En premier lieu, on a évoqué la question de la répartition des orateurs à Lom Pangar maintenant que l'inauguration de la route Ayos-Bonis était annulée. Une source proche de l'organisation locale ayant requis l'anonymat affirme que «normalement, puisque c'est la Kadéy qui a la direction de notre organisation à travers le ministre Emmanuel Bondé et le Lom-et-Djerem, la lourde tache de lire le discours de bienvenue par Essouka Gamone, le maire de la commune de Bélabo, la Boumba-et-Ngoko devra être porte-parole des élites et le Haut-Nyong pour les chefs traditionnels ».
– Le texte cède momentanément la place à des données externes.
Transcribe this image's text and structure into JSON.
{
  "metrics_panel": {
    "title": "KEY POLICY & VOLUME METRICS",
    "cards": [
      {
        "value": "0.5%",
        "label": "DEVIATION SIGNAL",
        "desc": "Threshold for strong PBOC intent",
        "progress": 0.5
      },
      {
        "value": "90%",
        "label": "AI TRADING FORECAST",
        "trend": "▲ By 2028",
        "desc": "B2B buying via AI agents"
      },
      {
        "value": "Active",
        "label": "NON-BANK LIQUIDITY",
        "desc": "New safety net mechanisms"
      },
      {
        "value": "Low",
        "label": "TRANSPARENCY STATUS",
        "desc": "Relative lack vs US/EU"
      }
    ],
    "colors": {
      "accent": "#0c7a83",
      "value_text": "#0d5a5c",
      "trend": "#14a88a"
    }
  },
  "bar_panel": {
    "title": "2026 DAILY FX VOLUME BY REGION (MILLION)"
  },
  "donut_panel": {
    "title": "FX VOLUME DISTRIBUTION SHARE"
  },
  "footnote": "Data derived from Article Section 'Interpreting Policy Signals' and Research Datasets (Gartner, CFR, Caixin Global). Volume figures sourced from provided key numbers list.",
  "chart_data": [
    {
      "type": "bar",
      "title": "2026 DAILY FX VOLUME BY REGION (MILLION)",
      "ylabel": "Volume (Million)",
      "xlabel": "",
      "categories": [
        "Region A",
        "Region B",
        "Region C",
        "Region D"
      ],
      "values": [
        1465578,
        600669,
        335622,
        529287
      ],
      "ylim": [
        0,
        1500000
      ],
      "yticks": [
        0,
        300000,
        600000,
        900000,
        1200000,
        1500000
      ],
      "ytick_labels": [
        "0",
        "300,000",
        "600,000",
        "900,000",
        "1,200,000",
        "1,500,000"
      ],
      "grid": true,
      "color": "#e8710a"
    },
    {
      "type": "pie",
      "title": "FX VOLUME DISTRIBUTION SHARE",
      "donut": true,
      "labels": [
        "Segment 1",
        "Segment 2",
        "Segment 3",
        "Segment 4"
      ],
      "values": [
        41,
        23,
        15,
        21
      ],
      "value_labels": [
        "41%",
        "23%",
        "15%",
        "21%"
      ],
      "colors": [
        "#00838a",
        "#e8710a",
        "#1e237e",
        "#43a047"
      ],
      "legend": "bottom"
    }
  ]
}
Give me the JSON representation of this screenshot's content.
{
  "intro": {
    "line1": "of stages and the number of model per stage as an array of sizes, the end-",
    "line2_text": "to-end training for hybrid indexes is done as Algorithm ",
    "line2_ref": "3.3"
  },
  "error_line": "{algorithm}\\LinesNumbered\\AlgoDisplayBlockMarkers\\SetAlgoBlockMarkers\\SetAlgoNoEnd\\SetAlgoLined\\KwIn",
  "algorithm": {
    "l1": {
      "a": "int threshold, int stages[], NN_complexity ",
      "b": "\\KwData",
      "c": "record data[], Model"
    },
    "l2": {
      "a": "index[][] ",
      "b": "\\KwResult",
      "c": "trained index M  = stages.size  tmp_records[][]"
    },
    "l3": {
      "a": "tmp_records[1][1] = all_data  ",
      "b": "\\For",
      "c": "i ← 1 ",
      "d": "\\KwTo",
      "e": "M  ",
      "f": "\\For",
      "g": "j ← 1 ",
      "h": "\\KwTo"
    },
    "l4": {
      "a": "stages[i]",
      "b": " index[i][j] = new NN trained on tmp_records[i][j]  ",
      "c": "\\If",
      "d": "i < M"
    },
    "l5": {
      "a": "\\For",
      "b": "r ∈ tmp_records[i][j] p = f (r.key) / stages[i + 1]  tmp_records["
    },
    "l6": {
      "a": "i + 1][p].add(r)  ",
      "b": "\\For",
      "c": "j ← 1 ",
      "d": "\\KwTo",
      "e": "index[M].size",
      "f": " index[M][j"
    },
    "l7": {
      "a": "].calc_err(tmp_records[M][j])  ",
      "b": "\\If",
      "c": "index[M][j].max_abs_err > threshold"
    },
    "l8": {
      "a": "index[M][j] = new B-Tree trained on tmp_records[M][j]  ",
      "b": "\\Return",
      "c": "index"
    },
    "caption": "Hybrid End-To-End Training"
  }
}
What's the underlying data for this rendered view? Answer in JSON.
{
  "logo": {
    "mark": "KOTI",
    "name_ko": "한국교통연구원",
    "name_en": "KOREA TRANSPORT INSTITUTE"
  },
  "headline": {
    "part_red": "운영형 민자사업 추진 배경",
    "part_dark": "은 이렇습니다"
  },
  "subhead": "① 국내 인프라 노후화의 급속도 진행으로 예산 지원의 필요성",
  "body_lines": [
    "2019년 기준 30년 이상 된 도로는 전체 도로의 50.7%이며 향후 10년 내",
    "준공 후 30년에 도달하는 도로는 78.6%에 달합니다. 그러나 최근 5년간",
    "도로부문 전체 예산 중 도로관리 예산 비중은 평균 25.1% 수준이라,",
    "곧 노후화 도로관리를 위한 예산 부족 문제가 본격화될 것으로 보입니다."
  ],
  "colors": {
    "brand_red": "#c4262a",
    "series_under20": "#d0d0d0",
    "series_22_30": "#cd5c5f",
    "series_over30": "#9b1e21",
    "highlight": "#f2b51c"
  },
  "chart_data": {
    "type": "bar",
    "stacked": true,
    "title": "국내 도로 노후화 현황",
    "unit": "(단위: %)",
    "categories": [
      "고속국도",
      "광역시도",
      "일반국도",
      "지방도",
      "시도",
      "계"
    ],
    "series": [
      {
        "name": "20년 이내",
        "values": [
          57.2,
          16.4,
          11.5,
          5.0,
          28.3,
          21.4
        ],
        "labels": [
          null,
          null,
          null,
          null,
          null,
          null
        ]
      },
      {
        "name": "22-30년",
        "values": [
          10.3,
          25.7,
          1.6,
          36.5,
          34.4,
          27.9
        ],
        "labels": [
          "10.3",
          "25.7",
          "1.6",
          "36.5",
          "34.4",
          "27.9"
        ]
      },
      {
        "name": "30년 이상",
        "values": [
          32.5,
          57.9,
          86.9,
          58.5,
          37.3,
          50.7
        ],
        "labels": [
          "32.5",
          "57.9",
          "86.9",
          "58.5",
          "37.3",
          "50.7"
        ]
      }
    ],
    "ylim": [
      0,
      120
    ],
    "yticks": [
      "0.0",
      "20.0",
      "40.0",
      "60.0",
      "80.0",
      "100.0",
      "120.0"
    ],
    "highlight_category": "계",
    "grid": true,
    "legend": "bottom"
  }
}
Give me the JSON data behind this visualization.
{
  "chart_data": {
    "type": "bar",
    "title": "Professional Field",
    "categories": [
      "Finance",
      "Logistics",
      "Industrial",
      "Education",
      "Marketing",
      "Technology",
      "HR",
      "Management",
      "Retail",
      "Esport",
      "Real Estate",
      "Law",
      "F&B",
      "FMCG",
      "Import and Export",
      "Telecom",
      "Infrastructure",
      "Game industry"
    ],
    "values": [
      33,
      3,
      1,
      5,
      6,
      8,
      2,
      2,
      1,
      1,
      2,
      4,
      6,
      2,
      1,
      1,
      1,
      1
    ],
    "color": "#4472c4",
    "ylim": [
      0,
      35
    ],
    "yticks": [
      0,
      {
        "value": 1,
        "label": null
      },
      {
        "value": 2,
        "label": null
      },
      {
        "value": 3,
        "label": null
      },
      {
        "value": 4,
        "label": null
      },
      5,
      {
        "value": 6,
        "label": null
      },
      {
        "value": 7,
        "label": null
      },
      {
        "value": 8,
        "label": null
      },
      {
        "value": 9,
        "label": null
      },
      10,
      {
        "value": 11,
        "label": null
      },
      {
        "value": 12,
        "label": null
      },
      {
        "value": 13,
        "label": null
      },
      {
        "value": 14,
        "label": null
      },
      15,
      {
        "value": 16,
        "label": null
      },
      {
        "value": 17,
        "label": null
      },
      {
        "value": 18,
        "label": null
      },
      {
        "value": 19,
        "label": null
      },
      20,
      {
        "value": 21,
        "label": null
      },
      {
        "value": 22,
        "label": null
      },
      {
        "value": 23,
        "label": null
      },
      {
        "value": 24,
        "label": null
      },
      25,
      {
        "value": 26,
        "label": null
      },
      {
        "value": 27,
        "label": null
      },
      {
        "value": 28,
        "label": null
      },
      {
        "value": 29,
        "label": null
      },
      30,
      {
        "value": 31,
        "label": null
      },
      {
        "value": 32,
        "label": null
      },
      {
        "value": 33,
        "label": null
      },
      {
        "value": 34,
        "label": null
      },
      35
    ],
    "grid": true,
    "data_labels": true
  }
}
Ce brusque changement dans la désignation du porte-parole de ces derniers qui aurait dû être Sa Majesté Aïba Ngari le chef de canton Gbaya de Bertoua a provoqué un véritable schisme dans une organisation qui se voulait uniforme. Même si le tort a été réparé au cours des audiences du lendemain, reste que les Gbaya, n'ont pas toujours avalé le fait que le porte-parole des chefs traditionnels, Sa Majesté Jean Claude Bala 1er, ait esquivé de traduire le mot «chef» en Gbaya et que «le cheval blanc que nous donné au chef de l'État soit présenté comme un cadeau préparé en commun avec la Kadéy». Cet «oubli» n'a pas été digéré par des populations qui estiment que «parce que nous sommes présents sur trois départements sur les quatre de la région de l'Est, nous formons un groupe non négligeable. En plus, sur le plan politique, nous avons trois des neuf députés qui nous restent.» Des arguments qui ne semblent pas avoir pesé lourd dans la balance au moment de la constitution des délégations qui devaient rencontrer M. Biya ce samedi 04 août 2012 à sa résidence du quartier Mokolo I à Bertoua.